Esto solo podía conducir a la obsolescencia de la fórmula institucional elegida, que ahora se sustenta en una serie de ficciones: las elecciones otorgan la legitimidad, los partidos expresan la diversidad del cuerpo social, el Parlamento representa a la nación, la mayoría parlamentaria expresa la voluntad general, y este sistema concreta la soberanía popular. Sin embargo, este modelo está mostrando sus límites, incluso en los países que lo exportan. Si durante un tiempo pudo corresponder más o menos al ideal de gobierno por y para el pueblo, esto fue gracias a la existencia de partidos de masas, capaces de suscitar identificaciones estables y masivas, y de representar intereses claramente definidos. En cuanto a los avances sociales, estos han sido posibles no solo por el sufragio universal, sino sobre todo por la existencia de fuerzas políticas vinculadas orgánicamente a las clases populares.

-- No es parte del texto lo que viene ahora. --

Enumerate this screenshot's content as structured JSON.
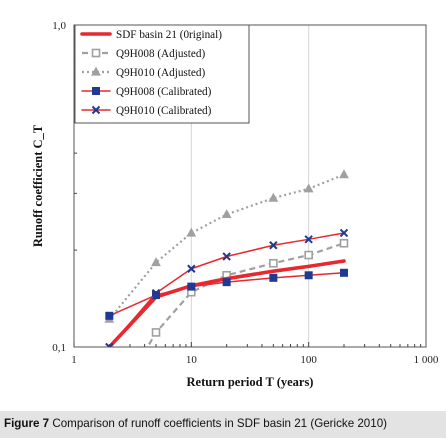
{
  "figure": {
    "label": "Figure 7",
    "caption": "Comparison of runoff coefficients in SDF basin 21 (Gericke 2010)"
  },
  "chart_data": {
    "type": "line",
    "title": "",
    "xlabel": "Return period T (years)",
    "ylabel": "Runoff coefficient C_T",
    "x_scale": "log",
    "y_scale": "log",
    "xlim": [
      1,
      1000
    ],
    "ylim": [
      0.1,
      1.0
    ],
    "x_ticks": [
      {
        "value": 1,
        "label": "1"
      },
      {
        "value": 10,
        "label": "10"
      },
      {
        "value": 100,
        "label": "100"
      },
      {
        "value": 1000,
        "label": "1 000"
      }
    ],
    "y_ticks": [
      {
        "value": 0.1,
        "label": "0,1"
      },
      {
        "value": 1.0,
        "label": "1,0"
      }
    ],
    "grid": true,
    "legend_position": "top-left",
    "series": [
      {
        "name": "SDF basin 21 (0riginal)",
        "color": "#e8282e",
        "style": "solid-thick",
        "marker": "none",
        "x": [
          2,
          5,
          10,
          20,
          50,
          100,
          200
        ],
        "y": [
          0.1,
          0.143,
          0.155,
          0.163,
          0.172,
          0.178,
          0.185
        ]
      },
      {
        "name": "Q9H008 (Adjusted)",
        "color": "#a0a0a0",
        "style": "dashed",
        "marker": "square-open",
        "x": [
          2,
          5,
          10,
          20,
          50,
          100,
          200
        ],
        "y": [
          0.062,
          0.111,
          0.148,
          0.167,
          0.182,
          0.193,
          0.21
        ]
      },
      {
        "name": "Q9H010 (Adjusted)",
        "color": "#a0a0a0",
        "style": "dotted",
        "marker": "triangle",
        "x": [
          2,
          5,
          10,
          20,
          50,
          100,
          200
        ],
        "y": [
          0.122,
          0.183,
          0.226,
          0.258,
          0.29,
          0.31,
          0.343
        ]
      },
      {
        "name": "Q9H008 (Calibrated)",
        "color": "#e8282e",
        "style": "solid",
        "marker": "square-filled",
        "x": [
          2,
          5,
          10,
          20,
          50,
          100,
          200
        ],
        "y": [
          0.125,
          0.145,
          0.154,
          0.159,
          0.164,
          0.167,
          0.17
        ]
      },
      {
        "name": "Q9H010 (Calibrated)",
        "color": "#e8282e",
        "style": "solid",
        "marker": "x",
        "x": [
          2,
          5,
          10,
          20,
          50,
          100,
          200
        ],
        "y": [
          0.1,
          0.147,
          0.175,
          0.191,
          0.207,
          0.216,
          0.226
        ]
      }
    ]
  }
}
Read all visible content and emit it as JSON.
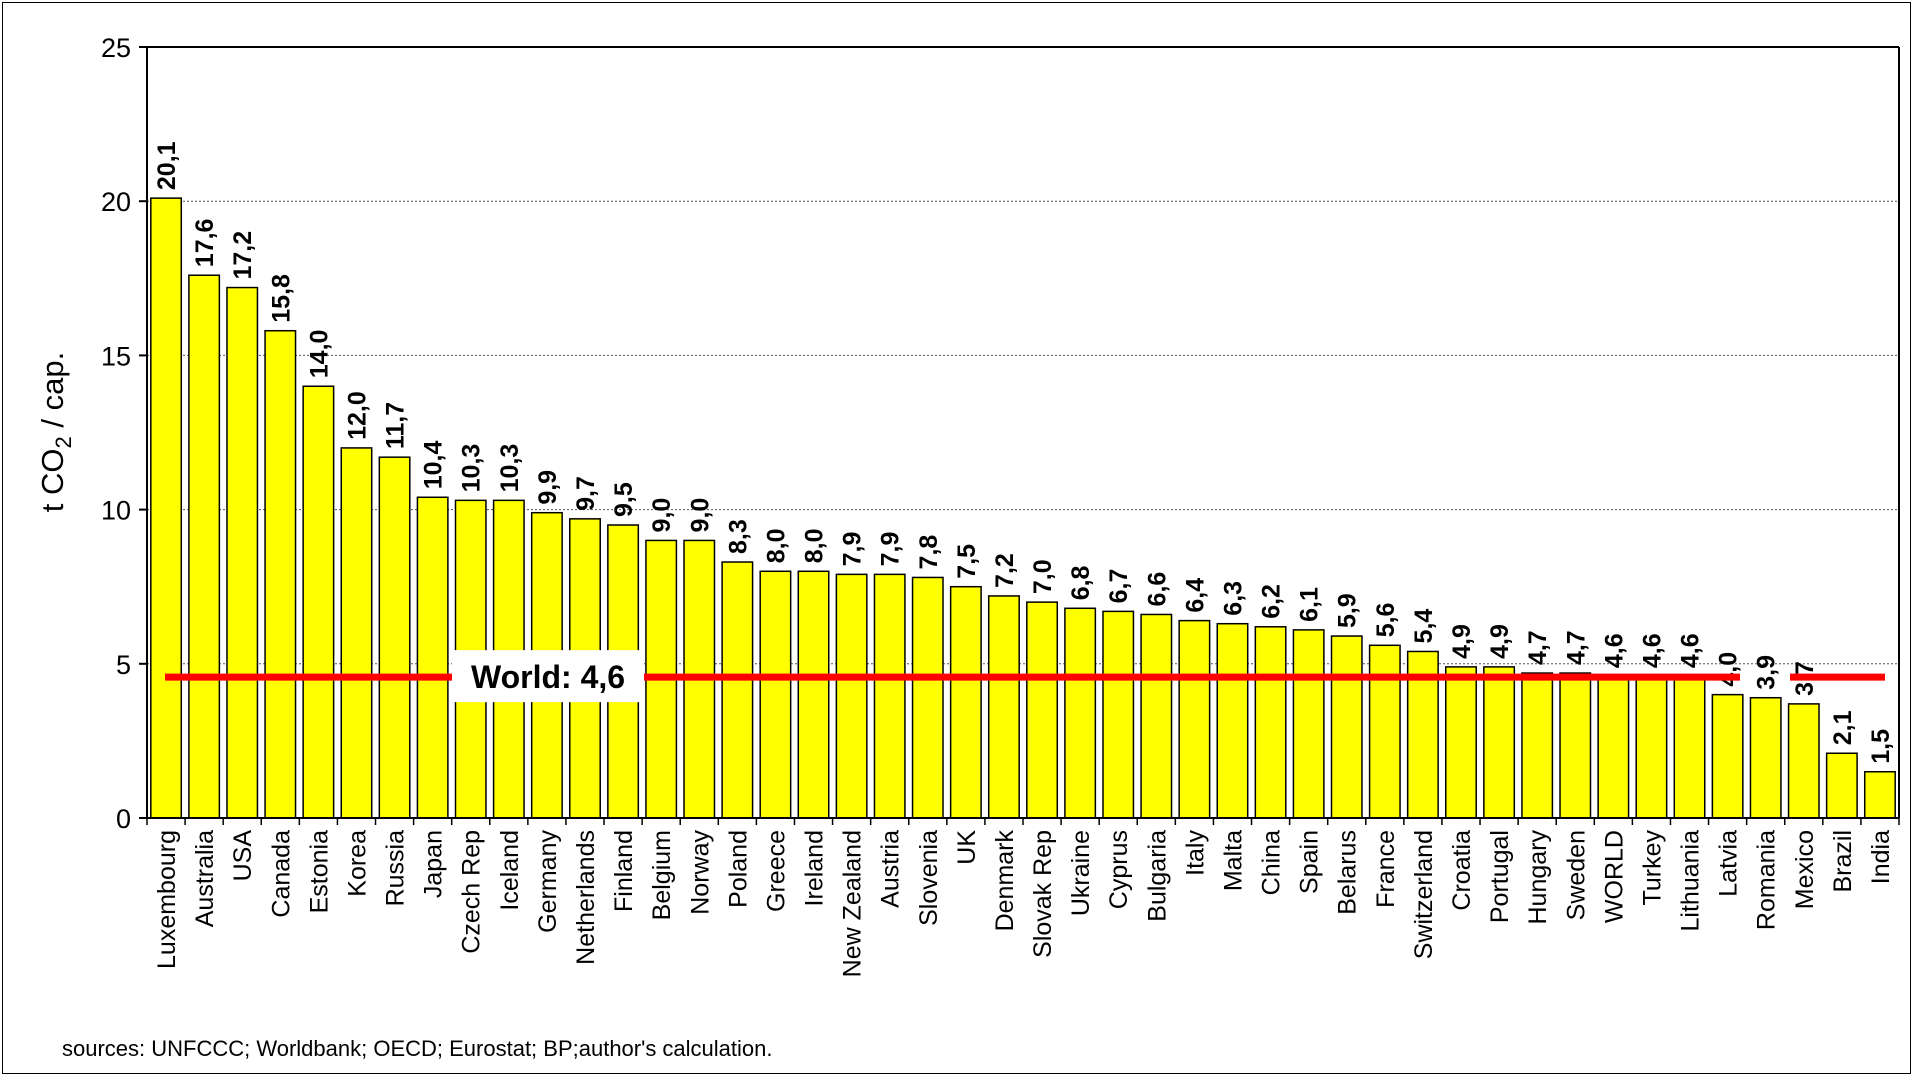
{
  "chart_data": {
    "type": "bar",
    "categories": [
      "Luxembourg",
      "Australia",
      "USA",
      "Canada",
      "Estonia",
      "Korea",
      "Russia",
      "Japan",
      "Czech Rep",
      "Iceland",
      "Germany",
      "Netherlands",
      "Finland",
      "Belgium",
      "Norway",
      "Poland",
      "Greece",
      "Ireland",
      "New Zealand",
      "Austria",
      "Slovenia",
      "UK",
      "Denmark",
      "Slovak Rep",
      "Ukraine",
      "Cyprus",
      "Bulgaria",
      "Italy",
      "Malta",
      "China",
      "Spain",
      "Belarus",
      "France",
      "Switzerland",
      "Croatia",
      "Portugal",
      "Hungary",
      "Sweden",
      "WORLD",
      "Turkey",
      "Lithuania",
      "Latvia",
      "Romania",
      "Mexico",
      "Brazil",
      "India"
    ],
    "values": [
      20.1,
      17.6,
      17.2,
      15.8,
      14.0,
      12.0,
      11.7,
      10.4,
      10.3,
      10.3,
      9.9,
      9.7,
      9.5,
      9.0,
      9.0,
      8.3,
      8.0,
      8.0,
      7.9,
      7.9,
      7.8,
      7.5,
      7.2,
      7.0,
      6.8,
      6.7,
      6.6,
      6.4,
      6.3,
      6.2,
      6.1,
      5.9,
      5.6,
      5.4,
      4.9,
      4.9,
      4.7,
      4.7,
      4.6,
      4.6,
      4.6,
      4.0,
      3.9,
      3.7,
      2.1,
      1.5
    ],
    "value_labels": [
      "20,1",
      "17,6",
      "17,2",
      "15,8",
      "14,0",
      "12,0",
      "11,7",
      "10,4",
      "10,3",
      "10,3",
      "9,9",
      "9,7",
      "9,5",
      "9,0",
      "9,0",
      "8,3",
      "8,0",
      "8,0",
      "7,9",
      "7,9",
      "7,8",
      "7,5",
      "7,2",
      "7,0",
      "6,8",
      "6,7",
      "6,6",
      "6,4",
      "6,3",
      "6,2",
      "6,1",
      "5,9",
      "5,6",
      "5,4",
      "4,9",
      "4,9",
      "4,7",
      "4,7",
      "4,6",
      "4,6",
      "4,6",
      "4,0",
      "3,9",
      "3,7",
      "2,1",
      "1,5"
    ],
    "ylabel_main": "t CO",
    "ylabel_sub": "2",
    "ylabel_tail": " / cap.",
    "ylim": [
      0,
      25
    ],
    "yticks": [
      "0",
      "5",
      "10",
      "15",
      "20",
      "25"
    ],
    "grid": true,
    "bar_color": "#FFFF00",
    "reference_line": {
      "value": 4.6,
      "label": "World: 4,6",
      "color": "#FF0000"
    }
  },
  "source": "sources: UNFCCC; Worldbank; OECD; Eurostat; BP;author's calculation."
}
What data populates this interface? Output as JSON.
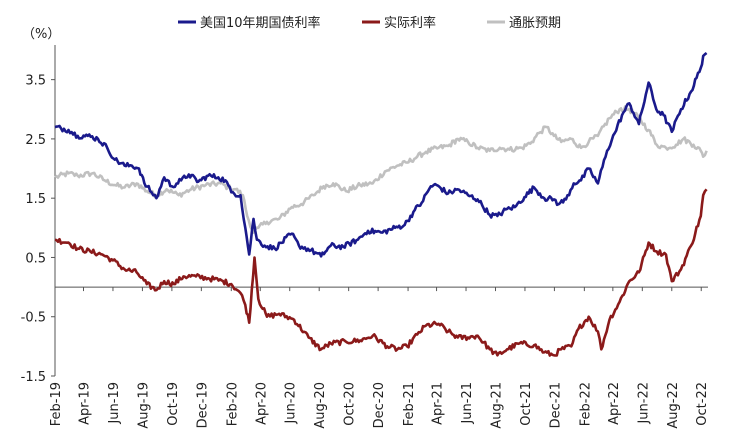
{
  "chart_data": {
    "type": "line",
    "title": "",
    "unit_label": "（%）",
    "xlabel": "",
    "ylabel": "",
    "ylim": [
      -1.5,
      4.0
    ],
    "yticks": [
      3.5,
      2.5,
      1.5,
      0.5,
      -0.5,
      -1.5
    ],
    "ytick_labels": [
      "3.5",
      "2.5",
      "1.5",
      "0.5",
      "-0.5",
      "-1.5"
    ],
    "xlim": [
      "2019-02",
      "2022-10"
    ],
    "xticks": [
      "Feb-19",
      "Apr-19",
      "Jun-19",
      "Aug-19",
      "Oct-19",
      "Dec-19",
      "Feb-20",
      "Apr-20",
      "Jun-20",
      "Aug-20",
      "Oct-20",
      "Dec-20",
      "Feb-21",
      "Apr-21",
      "Jun-21",
      "Aug-21",
      "Oct-21",
      "Dec-21",
      "Feb-22",
      "Apr-22",
      "Jun-22",
      "Aug-22",
      "Oct-22"
    ],
    "grid": false,
    "legend_position": "top",
    "series": [
      {
        "name": "美国10年期国债利率",
        "color": "#1a1a8c",
        "points": [
          [
            "2019-02-01",
            2.7
          ],
          [
            "2019-03-01",
            2.65
          ],
          [
            "2019-03-20",
            2.55
          ],
          [
            "2019-04-10",
            2.55
          ],
          [
            "2019-05-01",
            2.5
          ],
          [
            "2019-05-20",
            2.35
          ],
          [
            "2019-06-05",
            2.15
          ],
          [
            "2019-06-25",
            2.05
          ],
          [
            "2019-07-10",
            2.05
          ],
          [
            "2019-07-25",
            2.0
          ],
          [
            "2019-08-05",
            1.75
          ],
          [
            "2019-08-20",
            1.6
          ],
          [
            "2019-08-30",
            1.5
          ],
          [
            "2019-09-15",
            1.85
          ],
          [
            "2019-10-01",
            1.7
          ],
          [
            "2019-10-20",
            1.8
          ],
          [
            "2019-11-05",
            1.9
          ],
          [
            "2019-11-25",
            1.78
          ],
          [
            "2019-12-15",
            1.88
          ],
          [
            "2020-01-05",
            1.85
          ],
          [
            "2020-01-20",
            1.8
          ],
          [
            "2020-02-01",
            1.6
          ],
          [
            "2020-02-20",
            1.55
          ],
          [
            "2020-03-01",
            1.0
          ],
          [
            "2020-03-09",
            0.55
          ],
          [
            "2020-03-18",
            1.15
          ],
          [
            "2020-03-25",
            0.8
          ],
          [
            "2020-04-10",
            0.7
          ],
          [
            "2020-05-01",
            0.65
          ],
          [
            "2020-06-05",
            0.9
          ],
          [
            "2020-06-20",
            0.7
          ],
          [
            "2020-07-15",
            0.62
          ],
          [
            "2020-08-05",
            0.52
          ],
          [
            "2020-08-25",
            0.7
          ],
          [
            "2020-09-20",
            0.68
          ],
          [
            "2020-10-20",
            0.8
          ],
          [
            "2020-11-10",
            0.95
          ],
          [
            "2020-12-10",
            0.92
          ],
          [
            "2021-01-05",
            1.0
          ],
          [
            "2021-01-25",
            1.05
          ],
          [
            "2021-02-15",
            1.3
          ],
          [
            "2021-03-01",
            1.42
          ],
          [
            "2021-03-20",
            1.7
          ],
          [
            "2021-04-01",
            1.72
          ],
          [
            "2021-04-25",
            1.58
          ],
          [
            "2021-05-15",
            1.65
          ],
          [
            "2021-06-05",
            1.55
          ],
          [
            "2021-06-25",
            1.48
          ],
          [
            "2021-07-20",
            1.22
          ],
          [
            "2021-08-05",
            1.2
          ],
          [
            "2021-08-25",
            1.32
          ],
          [
            "2021-09-10",
            1.35
          ],
          [
            "2021-09-30",
            1.52
          ],
          [
            "2021-10-20",
            1.68
          ],
          [
            "2021-11-10",
            1.5
          ],
          [
            "2021-11-30",
            1.48
          ],
          [
            "2021-12-10",
            1.4
          ],
          [
            "2021-12-25",
            1.48
          ],
          [
            "2022-01-10",
            1.75
          ],
          [
            "2022-01-25",
            1.8
          ],
          [
            "2022-02-10",
            2.0
          ],
          [
            "2022-03-01",
            1.75
          ],
          [
            "2022-03-20",
            2.3
          ],
          [
            "2022-04-05",
            2.6
          ],
          [
            "2022-04-20",
            2.9
          ],
          [
            "2022-05-05",
            3.1
          ],
          [
            "2022-05-25",
            2.75
          ],
          [
            "2022-06-14",
            3.45
          ],
          [
            "2022-06-30",
            3.0
          ],
          [
            "2022-07-15",
            2.9
          ],
          [
            "2022-08-01",
            2.62
          ],
          [
            "2022-08-20",
            3.0
          ],
          [
            "2022-09-10",
            3.3
          ],
          [
            "2022-09-30",
            3.7
          ],
          [
            "2022-10-05",
            3.9
          ],
          [
            "2022-10-12",
            3.95
          ]
        ]
      },
      {
        "name": "实际利率",
        "color": "#8b1a1a",
        "points": [
          [
            "2019-02-01",
            0.8
          ],
          [
            "2019-03-01",
            0.75
          ],
          [
            "2019-03-20",
            0.65
          ],
          [
            "2019-04-15",
            0.6
          ],
          [
            "2019-05-10",
            0.55
          ],
          [
            "2019-06-01",
            0.45
          ],
          [
            "2019-06-25",
            0.3
          ],
          [
            "2019-07-20",
            0.25
          ],
          [
            "2019-08-10",
            0.05
          ],
          [
            "2019-08-30",
            -0.05
          ],
          [
            "2019-09-15",
            0.1
          ],
          [
            "2019-10-05",
            0.05
          ],
          [
            "2019-10-25",
            0.18
          ],
          [
            "2019-11-20",
            0.18
          ],
          [
            "2019-12-15",
            0.15
          ],
          [
            "2020-01-15",
            0.1
          ],
          [
            "2020-02-01",
            0.05
          ],
          [
            "2020-02-20",
            -0.1
          ],
          [
            "2020-03-01",
            -0.3
          ],
          [
            "2020-03-09",
            -0.6
          ],
          [
            "2020-03-20",
            0.5
          ],
          [
            "2020-03-28",
            -0.2
          ],
          [
            "2020-04-15",
            -0.5
          ],
          [
            "2020-05-10",
            -0.45
          ],
          [
            "2020-06-10",
            -0.55
          ],
          [
            "2020-07-10",
            -0.85
          ],
          [
            "2020-08-05",
            -1.05
          ],
          [
            "2020-08-25",
            -0.95
          ],
          [
            "2020-09-25",
            -0.92
          ],
          [
            "2020-10-25",
            -0.9
          ],
          [
            "2020-11-20",
            -0.82
          ],
          [
            "2020-12-20",
            -1.0
          ],
          [
            "2021-01-10",
            -1.05
          ],
          [
            "2021-01-30",
            -1.0
          ],
          [
            "2021-02-20",
            -0.8
          ],
          [
            "2021-03-10",
            -0.65
          ],
          [
            "2021-04-05",
            -0.62
          ],
          [
            "2021-04-25",
            -0.75
          ],
          [
            "2021-05-15",
            -0.85
          ],
          [
            "2021-06-05",
            -0.85
          ],
          [
            "2021-06-25",
            -0.82
          ],
          [
            "2021-07-20",
            -1.05
          ],
          [
            "2021-08-05",
            -1.15
          ],
          [
            "2021-08-25",
            -1.05
          ],
          [
            "2021-09-20",
            -0.95
          ],
          [
            "2021-10-20",
            -0.98
          ],
          [
            "2021-11-10",
            -1.1
          ],
          [
            "2021-11-30",
            -1.15
          ],
          [
            "2021-12-15",
            -1.05
          ],
          [
            "2022-01-05",
            -1.0
          ],
          [
            "2022-01-20",
            -0.7
          ],
          [
            "2022-02-10",
            -0.5
          ],
          [
            "2022-03-01",
            -0.75
          ],
          [
            "2022-03-08",
            -1.05
          ],
          [
            "2022-03-25",
            -0.55
          ],
          [
            "2022-04-15",
            -0.25
          ],
          [
            "2022-05-05",
            0.1
          ],
          [
            "2022-05-25",
            0.25
          ],
          [
            "2022-06-14",
            0.75
          ],
          [
            "2022-07-01",
            0.6
          ],
          [
            "2022-07-20",
            0.55
          ],
          [
            "2022-08-01",
            0.1
          ],
          [
            "2022-08-20",
            0.3
          ],
          [
            "2022-09-10",
            0.7
          ],
          [
            "2022-09-30",
            1.2
          ],
          [
            "2022-10-05",
            1.55
          ],
          [
            "2022-10-12",
            1.65
          ]
        ]
      },
      {
        "name": "通胀预期",
        "color": "#c0c0c0",
        "points": [
          [
            "2019-02-01",
            1.85
          ],
          [
            "2019-03-01",
            1.92
          ],
          [
            "2019-03-20",
            1.88
          ],
          [
            "2019-04-20",
            1.92
          ],
          [
            "2019-05-15",
            1.8
          ],
          [
            "2019-06-05",
            1.72
          ],
          [
            "2019-06-25",
            1.68
          ],
          [
            "2019-07-20",
            1.75
          ],
          [
            "2019-08-10",
            1.62
          ],
          [
            "2019-08-30",
            1.55
          ],
          [
            "2019-09-20",
            1.65
          ],
          [
            "2019-10-15",
            1.55
          ],
          [
            "2019-11-10",
            1.65
          ],
          [
            "2019-12-10",
            1.72
          ],
          [
            "2020-01-10",
            1.75
          ],
          [
            "2020-01-25",
            1.68
          ],
          [
            "2020-02-10",
            1.65
          ],
          [
            "2020-02-25",
            1.55
          ],
          [
            "2020-03-05",
            1.2
          ],
          [
            "2020-03-18",
            0.92
          ],
          [
            "2020-03-28",
            1.0
          ],
          [
            "2020-04-15",
            1.1
          ],
          [
            "2020-05-10",
            1.15
          ],
          [
            "2020-06-05",
            1.35
          ],
          [
            "2020-06-25",
            1.4
          ],
          [
            "2020-07-20",
            1.55
          ],
          [
            "2020-08-10",
            1.7
          ],
          [
            "2020-08-30",
            1.75
          ],
          [
            "2020-09-25",
            1.62
          ],
          [
            "2020-10-25",
            1.72
          ],
          [
            "2020-11-20",
            1.75
          ],
          [
            "2020-12-15",
            1.95
          ],
          [
            "2021-01-10",
            2.05
          ],
          [
            "2021-01-30",
            2.1
          ],
          [
            "2021-02-20",
            2.2
          ],
          [
            "2021-03-10",
            2.28
          ],
          [
            "2021-04-05",
            2.35
          ],
          [
            "2021-04-25",
            2.38
          ],
          [
            "2021-05-15",
            2.5
          ],
          [
            "2021-06-05",
            2.45
          ],
          [
            "2021-06-25",
            2.35
          ],
          [
            "2021-07-20",
            2.3
          ],
          [
            "2021-08-10",
            2.35
          ],
          [
            "2021-08-30",
            2.32
          ],
          [
            "2021-09-25",
            2.35
          ],
          [
            "2021-10-15",
            2.45
          ],
          [
            "2021-10-30",
            2.6
          ],
          [
            "2021-11-15",
            2.7
          ],
          [
            "2021-11-30",
            2.55
          ],
          [
            "2021-12-15",
            2.45
          ],
          [
            "2022-01-05",
            2.5
          ],
          [
            "2022-01-25",
            2.35
          ],
          [
            "2022-02-10",
            2.45
          ],
          [
            "2022-03-01",
            2.55
          ],
          [
            "2022-03-25",
            2.85
          ],
          [
            "2022-04-15",
            3.0
          ],
          [
            "2022-05-05",
            3.0
          ],
          [
            "2022-05-25",
            2.85
          ],
          [
            "2022-06-14",
            2.65
          ],
          [
            "2022-07-01",
            2.4
          ],
          [
            "2022-07-20",
            2.35
          ],
          [
            "2022-08-10",
            2.4
          ],
          [
            "2022-08-25",
            2.5
          ],
          [
            "2022-09-15",
            2.4
          ],
          [
            "2022-09-30",
            2.3
          ],
          [
            "2022-10-05",
            2.2
          ],
          [
            "2022-10-12",
            2.3
          ]
        ]
      }
    ]
  }
}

En Túnez, la configuración de los partidos políticos del periodo posrevolucionario es “anacrónica”, “se apoya en el aire” y está “vacía de contenido social”, por utilizar los términos empleados por Antonio Gramsci en su descripción de la “crisis orgánica”. Es cierto que Ennahda es la única formación que cumple los criterios de un partido de masas, pero se basa en una fuerte división cultural dentro de las élites. Esta formación no está equipada para dar respuesta a los desafíos históricos del momento y ha perdido a dos tercios de su electorado entre 2011 y 2019. Por su parte, los intereses de las élites vinculadas al antiguo régimen ya no son lo suficientemente coherentes como para formar un partido sostenible. Las demás formaciones son o bien canteras de presidentes efímeras o movilizaciones incompletas. La izquierda, incapaz de representar las movilizaciones sociales, prácticamente ha desaparecido de la escena.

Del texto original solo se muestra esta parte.